Cell migration after scratch-wounding and cancer cell chemotaxis were inhibited by Roscovitine in cells that express GIV-WT, but not in those expressing the phosphomimic 74D GIV mutant. (A) GIV-depleted HeLa cell lines stably expressing vector control, GIV-WT, and GIV-74D were treated or not with EGF in the presence or absence of Roscovitine and analyzed for cell migration after scratch wounding as in Fig. 2C. Bar graph shows the migration index (wound closure) of each cell line under each condition. Results are expressed as mean ± SEM; n = 3. (B) MDA-MB231 cells were evaluated for chemotaxis toward EGF as in Fig. 3B in the presence (+) or absence (−) of Roscovitine. The number of migrating cells was averaged from 20 field-of-view images per experiment.

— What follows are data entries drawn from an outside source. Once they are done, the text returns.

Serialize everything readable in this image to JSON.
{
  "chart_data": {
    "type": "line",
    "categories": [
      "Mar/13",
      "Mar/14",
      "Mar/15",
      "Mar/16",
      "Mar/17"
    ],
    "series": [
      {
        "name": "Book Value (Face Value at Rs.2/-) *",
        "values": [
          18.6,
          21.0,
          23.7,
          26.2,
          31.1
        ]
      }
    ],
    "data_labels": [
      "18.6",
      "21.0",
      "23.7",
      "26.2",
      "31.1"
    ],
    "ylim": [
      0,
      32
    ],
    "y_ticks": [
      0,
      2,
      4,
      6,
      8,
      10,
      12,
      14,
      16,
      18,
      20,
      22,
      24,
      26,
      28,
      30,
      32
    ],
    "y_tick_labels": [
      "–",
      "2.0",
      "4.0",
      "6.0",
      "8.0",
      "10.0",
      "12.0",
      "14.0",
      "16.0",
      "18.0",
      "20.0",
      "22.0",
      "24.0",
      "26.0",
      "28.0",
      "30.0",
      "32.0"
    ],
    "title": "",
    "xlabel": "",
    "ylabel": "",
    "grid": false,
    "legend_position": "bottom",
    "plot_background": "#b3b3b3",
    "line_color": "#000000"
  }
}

Results are expressed as mean ± SEM; n = 3; n.s., not significant. (C) Schematic of a working model. (Left) EGF stimulation activates CDK5, which turns GIV’s GEF activity “on” by phosphorylating it at S1674. This phosphoevent enhances GIV's ability to bind and activate Gαi at the PM, which in turn prolongs motogenic EGF signaling at the PM, likely via a delay in endocytosis. Such phosphorylation also enhances GIV's ability to bind Gαs (and perhaps modulate its activation; “?”) on endosomes, which speeds up endosomal maturation and suppresses mitogenic EGF signaling from endosomes. Overall, phosphorylation of GIV by CDK5 at S1674 triggers preferential cell migration over proliferation. (Right) Inhibition or depletion of CDK5 maintains GIV's GEF function in the “off” state, reducing GIV's ability to bind and modulate Gαi/s at both locations. Consequently, EGF triggers an opposite response, such that inhibition of CDK5 favors proliferation over cell migration.